Wie stark Eingewanderte und ihre Nachkommen in der Bundesverwaltung repräsentiert sind, untersuchten die Migrationsforscher Sophie Straub und Dr. Andreas Ette vom BiB auf der Basis des Diversität und Chancengleichheit Surveys (DuCS) des BiB. Dabei handelt es sich um die erste repräsentative Beschäftigtenbefragung in der deutschen Bundesverwaltung, die 2019 und 2024 stattfand. „Die Befunde des Jahres 2024 bestätigen einen deutlichen Anstieg der migrationsbezogenen Vielfalt in der Bundesverwaltung in den letzten fünf Jahren“, betonte Straub. Der Anteil der Personen mit Einwanderungsgeschichte liegt in der Bevölkerung im erwerbsfähigen Alter bei 29,4 Prozent, in der Bundesverwaltung liegt er bei 9,9 Prozent. Bei den Neueingestellten liegt der Anteil mit 14,4 Prozent etwas höher. „Dies zeigt einen deutlichen Repräsentationsabstand“, sagte die Forscherin.

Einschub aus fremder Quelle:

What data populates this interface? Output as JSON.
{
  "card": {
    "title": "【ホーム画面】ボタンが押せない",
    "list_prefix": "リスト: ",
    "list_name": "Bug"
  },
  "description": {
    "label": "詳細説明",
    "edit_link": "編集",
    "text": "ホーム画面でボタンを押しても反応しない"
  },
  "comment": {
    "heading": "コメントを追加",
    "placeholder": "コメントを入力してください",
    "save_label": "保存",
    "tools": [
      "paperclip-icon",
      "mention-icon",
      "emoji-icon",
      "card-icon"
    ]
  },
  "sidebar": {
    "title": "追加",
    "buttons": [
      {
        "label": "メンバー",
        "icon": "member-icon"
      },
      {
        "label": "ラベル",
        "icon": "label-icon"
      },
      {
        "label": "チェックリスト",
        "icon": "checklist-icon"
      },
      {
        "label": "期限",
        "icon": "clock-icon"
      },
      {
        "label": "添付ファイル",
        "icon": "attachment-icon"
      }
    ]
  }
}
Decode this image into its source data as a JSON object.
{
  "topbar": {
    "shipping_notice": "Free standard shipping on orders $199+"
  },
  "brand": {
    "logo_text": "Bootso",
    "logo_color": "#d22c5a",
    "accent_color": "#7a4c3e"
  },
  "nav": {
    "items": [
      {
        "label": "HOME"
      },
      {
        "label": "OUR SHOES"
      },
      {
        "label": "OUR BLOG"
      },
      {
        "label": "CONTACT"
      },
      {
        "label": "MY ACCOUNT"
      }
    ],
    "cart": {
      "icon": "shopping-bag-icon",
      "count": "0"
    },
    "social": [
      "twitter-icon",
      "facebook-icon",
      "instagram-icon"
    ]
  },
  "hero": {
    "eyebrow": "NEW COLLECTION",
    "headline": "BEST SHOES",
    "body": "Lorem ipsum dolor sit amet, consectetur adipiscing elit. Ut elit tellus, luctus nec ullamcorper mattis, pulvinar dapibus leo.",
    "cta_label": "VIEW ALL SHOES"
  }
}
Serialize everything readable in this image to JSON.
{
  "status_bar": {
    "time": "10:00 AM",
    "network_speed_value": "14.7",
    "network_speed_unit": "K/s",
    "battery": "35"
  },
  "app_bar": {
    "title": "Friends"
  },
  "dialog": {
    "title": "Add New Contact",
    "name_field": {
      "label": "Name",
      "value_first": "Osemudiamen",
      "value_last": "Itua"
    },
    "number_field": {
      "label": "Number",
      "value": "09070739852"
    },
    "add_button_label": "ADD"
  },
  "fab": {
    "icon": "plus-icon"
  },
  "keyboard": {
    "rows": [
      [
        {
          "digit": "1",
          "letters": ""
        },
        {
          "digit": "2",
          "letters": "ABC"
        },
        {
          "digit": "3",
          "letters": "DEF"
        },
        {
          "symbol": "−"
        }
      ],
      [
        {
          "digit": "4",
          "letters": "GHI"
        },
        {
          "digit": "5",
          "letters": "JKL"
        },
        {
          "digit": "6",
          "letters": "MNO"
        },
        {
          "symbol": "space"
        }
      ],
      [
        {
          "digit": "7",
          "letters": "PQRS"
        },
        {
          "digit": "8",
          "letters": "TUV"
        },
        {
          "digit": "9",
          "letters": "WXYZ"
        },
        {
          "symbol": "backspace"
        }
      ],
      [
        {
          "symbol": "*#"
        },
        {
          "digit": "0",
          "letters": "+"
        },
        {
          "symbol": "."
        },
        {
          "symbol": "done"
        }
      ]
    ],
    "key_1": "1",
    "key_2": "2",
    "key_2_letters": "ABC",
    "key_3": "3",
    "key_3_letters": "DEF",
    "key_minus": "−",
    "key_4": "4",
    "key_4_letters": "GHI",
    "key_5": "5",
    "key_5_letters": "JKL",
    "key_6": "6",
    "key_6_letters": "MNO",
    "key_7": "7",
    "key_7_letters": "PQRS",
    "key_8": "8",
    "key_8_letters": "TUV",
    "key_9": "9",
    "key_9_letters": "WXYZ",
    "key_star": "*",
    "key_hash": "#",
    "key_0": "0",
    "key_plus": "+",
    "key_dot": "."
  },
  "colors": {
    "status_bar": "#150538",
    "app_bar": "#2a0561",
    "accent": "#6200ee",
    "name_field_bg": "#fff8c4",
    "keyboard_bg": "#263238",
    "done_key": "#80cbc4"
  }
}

Der Blick auf die Verteilung in den einzelnen Bundesbehörden zeigt, dass sich der Anteil von 2,0 bis über 23,1 Prozent erstreckt. Für den überwiegenden Teil der Behörden gab es aber eine Zunahme der migrationsbezogenen Diversität. Der Repräsentationsabstand zur Gesamtbevölkerung im erwerbsfähigen Alter ist in den letzten fünf Jahren angestiegen.

Eingewanderte haben höhere Arbeitszufriedenheit trotz Diskriminierungserfahrungen

Wie die Beschäftigten ihre Situation im öffentlichen Dienst selbst wahrnehmen, beleuchtete Dr. Andreas Ette. Mit Blick auf die Arbeitszufriedenheit zeigten sich zwischen den Behörden klare Unterschiede bei der Einschätzung durch die Befragten. Dabei weisen die Beschäftigten mit Einwanderungsgeschichte eine höhere Arbeitszufriedenheit auf als jene ohne. Beim Faktor Wechselabsichten zeigen sich deutliche Unterschiede zwischen den Behörden. „Bessere Aufstiegschancen in der Behörde erhöhen die Zufriedenheit der Beschäftigten und ein besseres Diversitätsmanagement reduziert die Wechselabsichten. Dies kommt letztlich allen Beschäftigten zugute“, sagte Dr. Ette.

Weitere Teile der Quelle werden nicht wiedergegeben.